Uses of Bile Esculin Test

  • The bile esculin test is a biochemical procedure utilized to extract enterococci as well as group D streptococci.
  • These organisms may be distinguished from viridans Streptococci and other Gram-positive germs using this method as well.
  • Bile esculin agar is a selective differential medium for the development of microorganisms such as Enterococcia, Listeria, and Yersinia enterocolitica.

Limitations of Bile Esculin Test

  • Streptococci other than S. aureus are included in the viridans group if a substantial inoculum is utilised or if the content of bile is less than 40%. Bovis could respond well to bile-esculin agar.
  • Esculin tests done without bile are unable to differentiate S. bovis from other viridans group streptococci. Bovis was formerly known as group D streptococci.
  • The esculin hydrolysis test may generate false-positive findings because during metabolism, certain organisms may emit H2S, which may mix with iron to create a black complex.\
  • Some microbes, including E. Only after a lengthy incubation period can E. coli that produce -glucosidase provide a positive result in this test. However, if the test is being used to find -glucosidase in other species, lengthy incubation shouldn’t be performed.

References and Sources

  • Bile esculin agar.

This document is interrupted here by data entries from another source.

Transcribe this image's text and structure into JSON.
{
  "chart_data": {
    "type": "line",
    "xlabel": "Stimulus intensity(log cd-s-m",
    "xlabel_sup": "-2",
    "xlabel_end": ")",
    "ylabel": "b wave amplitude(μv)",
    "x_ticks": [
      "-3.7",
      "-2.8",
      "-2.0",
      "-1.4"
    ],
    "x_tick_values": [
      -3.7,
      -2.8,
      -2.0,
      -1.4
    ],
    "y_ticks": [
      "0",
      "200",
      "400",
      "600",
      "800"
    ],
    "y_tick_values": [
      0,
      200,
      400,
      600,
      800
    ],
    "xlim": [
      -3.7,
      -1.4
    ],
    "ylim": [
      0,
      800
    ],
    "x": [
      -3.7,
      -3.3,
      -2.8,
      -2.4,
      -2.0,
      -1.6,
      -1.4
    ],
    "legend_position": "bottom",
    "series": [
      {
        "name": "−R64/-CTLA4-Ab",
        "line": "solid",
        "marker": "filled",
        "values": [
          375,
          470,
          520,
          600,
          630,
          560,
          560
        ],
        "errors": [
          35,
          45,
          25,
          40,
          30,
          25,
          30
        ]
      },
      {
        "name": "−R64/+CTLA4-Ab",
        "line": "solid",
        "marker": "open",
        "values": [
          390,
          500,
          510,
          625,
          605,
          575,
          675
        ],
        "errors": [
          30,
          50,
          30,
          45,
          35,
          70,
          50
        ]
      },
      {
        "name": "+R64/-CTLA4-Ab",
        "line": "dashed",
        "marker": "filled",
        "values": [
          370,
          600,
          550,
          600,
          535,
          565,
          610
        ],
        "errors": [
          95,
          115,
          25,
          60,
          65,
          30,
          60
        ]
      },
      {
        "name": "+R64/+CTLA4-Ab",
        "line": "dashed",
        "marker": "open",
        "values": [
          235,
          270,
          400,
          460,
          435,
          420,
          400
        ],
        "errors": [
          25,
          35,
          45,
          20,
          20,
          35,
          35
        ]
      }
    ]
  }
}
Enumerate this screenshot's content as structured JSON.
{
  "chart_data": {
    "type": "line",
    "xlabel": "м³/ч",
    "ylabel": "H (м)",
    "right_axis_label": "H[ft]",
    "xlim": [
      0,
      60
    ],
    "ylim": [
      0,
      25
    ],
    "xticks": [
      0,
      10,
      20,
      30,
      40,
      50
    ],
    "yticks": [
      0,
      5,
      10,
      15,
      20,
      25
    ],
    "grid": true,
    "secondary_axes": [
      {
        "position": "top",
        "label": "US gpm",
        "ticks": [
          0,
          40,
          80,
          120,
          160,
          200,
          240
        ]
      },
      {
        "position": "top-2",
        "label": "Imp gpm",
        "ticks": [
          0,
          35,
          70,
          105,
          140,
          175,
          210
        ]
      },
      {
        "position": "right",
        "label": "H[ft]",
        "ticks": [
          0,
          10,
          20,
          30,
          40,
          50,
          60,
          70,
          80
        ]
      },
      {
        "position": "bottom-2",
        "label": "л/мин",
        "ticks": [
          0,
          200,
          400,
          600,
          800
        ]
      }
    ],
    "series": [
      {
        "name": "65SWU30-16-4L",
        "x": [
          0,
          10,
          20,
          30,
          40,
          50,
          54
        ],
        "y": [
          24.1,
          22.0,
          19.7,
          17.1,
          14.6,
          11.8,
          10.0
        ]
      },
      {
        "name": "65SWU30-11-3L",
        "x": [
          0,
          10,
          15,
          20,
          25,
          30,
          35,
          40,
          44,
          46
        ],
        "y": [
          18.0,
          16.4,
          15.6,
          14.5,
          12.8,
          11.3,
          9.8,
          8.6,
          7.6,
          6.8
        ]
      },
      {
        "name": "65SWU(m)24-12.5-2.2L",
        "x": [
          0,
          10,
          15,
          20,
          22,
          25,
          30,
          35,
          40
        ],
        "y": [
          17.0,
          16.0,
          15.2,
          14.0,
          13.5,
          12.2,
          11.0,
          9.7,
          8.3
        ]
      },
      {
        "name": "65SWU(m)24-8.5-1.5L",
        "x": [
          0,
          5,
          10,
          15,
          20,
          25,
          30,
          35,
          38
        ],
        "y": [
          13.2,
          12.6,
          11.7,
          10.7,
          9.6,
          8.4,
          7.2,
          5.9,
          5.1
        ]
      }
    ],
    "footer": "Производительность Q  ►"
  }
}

M1225. HiMedia Laboratories.
  • Biochemical Tests for the Identification of Aerobic Bacteria. (2016). Clinical Microbiology Procedures Handbook,–
  • Chuard, L. B. Reller. Bile-Esculin Test for Presumptive Identification of Enterococci and Streptococci: Effects of Bile Concentration, Inoculation Technique, and Incubation Time. Journal of Clinical Microbiology Apr 1998, 36 (4) 1135-1136; DOI: 10.1128/JCM.36.4.1135-1136.1998.